COLUMBIA, Mo. -- June 2010 was the warmest June in decades, according to a University of Missouri climatologist.
"You have to go back 57 years to find a warmer June," said Pat Guinan with the MU Extension Commercial Agriculture program. Temperatures ran 4 to 6 degrees above normal over much of the state, with temperatures 6 to 7 degrees warmer in Southeast Missouri.
Cape Girardeau reached an average high of 91.3 degrees, with 19 days above 90 degrees.
"Preliminary data shows the month of June will be the seventh warmest in 116 years of weather records," Guinan told MU Extension plant science specialists in a weekly teleconference. "Southeast Missouri will probably have its first- or second-warmest June ever."
However, rainfall totals for June are at the extremes, depending on the location.
"North Missouri was extremely wet while south Missouri was extremely dry," Guinan said. "The weather station at Bloomfield recorded zero rainfall the whole month.
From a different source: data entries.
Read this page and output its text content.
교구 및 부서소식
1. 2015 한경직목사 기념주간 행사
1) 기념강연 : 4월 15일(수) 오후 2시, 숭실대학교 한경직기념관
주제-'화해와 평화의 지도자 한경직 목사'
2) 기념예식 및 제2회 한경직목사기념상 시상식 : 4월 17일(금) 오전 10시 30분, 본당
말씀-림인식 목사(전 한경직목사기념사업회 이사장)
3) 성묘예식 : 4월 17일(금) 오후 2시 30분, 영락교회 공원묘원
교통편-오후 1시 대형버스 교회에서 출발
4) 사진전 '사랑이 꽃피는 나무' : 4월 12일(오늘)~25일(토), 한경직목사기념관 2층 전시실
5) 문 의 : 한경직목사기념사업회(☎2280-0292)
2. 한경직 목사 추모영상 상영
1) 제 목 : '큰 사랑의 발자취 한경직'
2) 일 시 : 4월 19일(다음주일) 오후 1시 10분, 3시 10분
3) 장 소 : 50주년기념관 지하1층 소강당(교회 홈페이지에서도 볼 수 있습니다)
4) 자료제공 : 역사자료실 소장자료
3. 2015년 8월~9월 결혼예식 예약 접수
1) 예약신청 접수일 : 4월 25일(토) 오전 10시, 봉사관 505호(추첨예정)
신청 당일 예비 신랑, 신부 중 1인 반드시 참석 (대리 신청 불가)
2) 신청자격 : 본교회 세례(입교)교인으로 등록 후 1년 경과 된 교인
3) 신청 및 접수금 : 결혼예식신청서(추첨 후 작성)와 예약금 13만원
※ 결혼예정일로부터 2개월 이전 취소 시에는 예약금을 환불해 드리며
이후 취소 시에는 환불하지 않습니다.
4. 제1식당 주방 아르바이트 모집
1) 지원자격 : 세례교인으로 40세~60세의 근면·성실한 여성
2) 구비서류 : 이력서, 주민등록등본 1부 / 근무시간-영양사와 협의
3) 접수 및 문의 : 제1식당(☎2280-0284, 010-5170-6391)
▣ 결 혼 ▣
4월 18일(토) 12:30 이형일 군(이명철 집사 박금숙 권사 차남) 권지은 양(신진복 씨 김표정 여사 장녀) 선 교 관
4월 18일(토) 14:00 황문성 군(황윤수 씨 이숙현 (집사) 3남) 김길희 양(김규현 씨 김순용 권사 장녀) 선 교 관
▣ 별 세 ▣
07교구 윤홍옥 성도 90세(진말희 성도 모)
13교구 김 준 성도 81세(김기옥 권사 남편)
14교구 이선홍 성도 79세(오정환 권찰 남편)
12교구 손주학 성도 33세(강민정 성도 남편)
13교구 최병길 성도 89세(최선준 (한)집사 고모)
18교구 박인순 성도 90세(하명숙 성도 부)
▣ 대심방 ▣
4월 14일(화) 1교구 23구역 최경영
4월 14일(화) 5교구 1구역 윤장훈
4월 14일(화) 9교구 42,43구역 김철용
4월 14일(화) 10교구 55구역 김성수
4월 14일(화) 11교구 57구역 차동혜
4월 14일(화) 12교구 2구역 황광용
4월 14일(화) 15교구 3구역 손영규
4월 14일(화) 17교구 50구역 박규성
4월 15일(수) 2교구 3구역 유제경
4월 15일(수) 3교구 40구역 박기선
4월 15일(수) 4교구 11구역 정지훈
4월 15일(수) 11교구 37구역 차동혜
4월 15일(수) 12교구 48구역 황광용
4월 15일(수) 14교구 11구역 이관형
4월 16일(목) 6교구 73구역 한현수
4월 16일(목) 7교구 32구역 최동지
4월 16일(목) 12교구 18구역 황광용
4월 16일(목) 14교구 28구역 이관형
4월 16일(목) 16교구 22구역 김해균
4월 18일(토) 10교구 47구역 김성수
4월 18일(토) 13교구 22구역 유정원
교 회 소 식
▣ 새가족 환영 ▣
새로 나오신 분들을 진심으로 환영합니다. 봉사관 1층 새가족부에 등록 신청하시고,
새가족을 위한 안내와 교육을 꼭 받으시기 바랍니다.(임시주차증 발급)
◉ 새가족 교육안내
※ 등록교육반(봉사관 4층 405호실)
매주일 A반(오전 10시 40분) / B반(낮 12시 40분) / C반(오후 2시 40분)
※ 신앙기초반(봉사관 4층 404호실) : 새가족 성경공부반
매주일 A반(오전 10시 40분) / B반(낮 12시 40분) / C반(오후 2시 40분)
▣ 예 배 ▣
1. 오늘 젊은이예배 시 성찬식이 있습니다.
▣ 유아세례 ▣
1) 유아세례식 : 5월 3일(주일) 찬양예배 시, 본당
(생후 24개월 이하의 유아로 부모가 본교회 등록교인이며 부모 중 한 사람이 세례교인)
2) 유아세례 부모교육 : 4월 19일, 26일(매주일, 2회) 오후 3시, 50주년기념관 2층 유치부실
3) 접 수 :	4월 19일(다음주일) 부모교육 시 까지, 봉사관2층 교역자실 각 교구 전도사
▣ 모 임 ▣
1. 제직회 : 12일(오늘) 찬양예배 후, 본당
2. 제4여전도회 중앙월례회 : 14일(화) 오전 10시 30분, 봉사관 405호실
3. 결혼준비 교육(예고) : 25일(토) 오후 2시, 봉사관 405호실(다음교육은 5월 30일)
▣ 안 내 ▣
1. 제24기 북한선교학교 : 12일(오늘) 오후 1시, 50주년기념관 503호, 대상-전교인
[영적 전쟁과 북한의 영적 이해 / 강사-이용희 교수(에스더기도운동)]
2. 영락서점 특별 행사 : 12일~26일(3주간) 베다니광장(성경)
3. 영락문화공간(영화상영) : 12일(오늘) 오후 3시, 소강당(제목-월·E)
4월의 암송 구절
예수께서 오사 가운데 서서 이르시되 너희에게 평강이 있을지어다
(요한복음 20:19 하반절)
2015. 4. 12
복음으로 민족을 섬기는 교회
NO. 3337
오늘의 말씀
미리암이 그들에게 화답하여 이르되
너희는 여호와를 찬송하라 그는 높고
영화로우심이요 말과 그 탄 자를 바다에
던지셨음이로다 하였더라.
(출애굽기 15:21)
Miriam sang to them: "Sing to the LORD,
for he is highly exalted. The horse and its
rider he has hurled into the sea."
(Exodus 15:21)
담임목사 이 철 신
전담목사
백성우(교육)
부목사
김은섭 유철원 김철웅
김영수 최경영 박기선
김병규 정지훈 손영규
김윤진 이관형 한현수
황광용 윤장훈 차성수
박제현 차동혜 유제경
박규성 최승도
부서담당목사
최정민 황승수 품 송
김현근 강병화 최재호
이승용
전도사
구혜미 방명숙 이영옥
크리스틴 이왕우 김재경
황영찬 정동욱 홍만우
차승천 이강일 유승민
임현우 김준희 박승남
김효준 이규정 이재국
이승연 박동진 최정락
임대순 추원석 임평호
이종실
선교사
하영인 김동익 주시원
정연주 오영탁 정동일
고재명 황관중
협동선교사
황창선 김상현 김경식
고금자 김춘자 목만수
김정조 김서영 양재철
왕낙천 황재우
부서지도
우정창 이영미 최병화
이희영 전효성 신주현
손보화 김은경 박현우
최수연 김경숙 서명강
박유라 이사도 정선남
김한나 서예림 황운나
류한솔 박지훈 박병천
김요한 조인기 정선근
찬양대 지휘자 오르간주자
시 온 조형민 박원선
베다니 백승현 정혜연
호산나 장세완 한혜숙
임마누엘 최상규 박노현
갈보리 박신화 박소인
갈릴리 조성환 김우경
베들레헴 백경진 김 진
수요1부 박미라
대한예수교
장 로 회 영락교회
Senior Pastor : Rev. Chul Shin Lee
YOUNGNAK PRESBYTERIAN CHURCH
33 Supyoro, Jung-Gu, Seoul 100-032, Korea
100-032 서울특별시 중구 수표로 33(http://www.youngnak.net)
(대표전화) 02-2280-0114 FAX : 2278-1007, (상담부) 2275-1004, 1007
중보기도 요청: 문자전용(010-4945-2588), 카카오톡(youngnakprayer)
Lack of rain in June is highly unusual."
Cape Girardeau received 1.66 inches of rain, short of the average of 3.43 inches for June, according to the Cape Girardeau Regional Airport weather station.
Rainfall has caused repeated flooding of crop fields along streams and rivers across northern Missouri.
"Some fields have been underwater four times. Now they may be flooded again," said Bill Wiebold, MU Extension crops specialist.
Chances for flooding will remain at least through the first half of July, Guinan said.
Gulf of Mexico moisture and perhaps some remnants of Hurricane Alex are expected to move north and interact with a front over the Midwest in the next several days, Guinan said. That could mean significant rainfall from Texas to Wisconsin, he said.
The call for rain was welcomed by regional specialists in the dry southwest Missouri counties. However, more rain on the Missouri River watershed was not good news for crop specialists in northwest Missouri. More rain will only add to the flow of water now being released by the Corps of Engineers into the Missouri River.
Farmers working in low-lying areas of northern Missouri must continue to monitor rainfall forecasts, Guinan said.
Guinan said reports from Crowley Ridge in Southeast Missouri, where there is little irrigation, indicate corn yields have already been cut by half.
Ashleigh Day contributed to this report.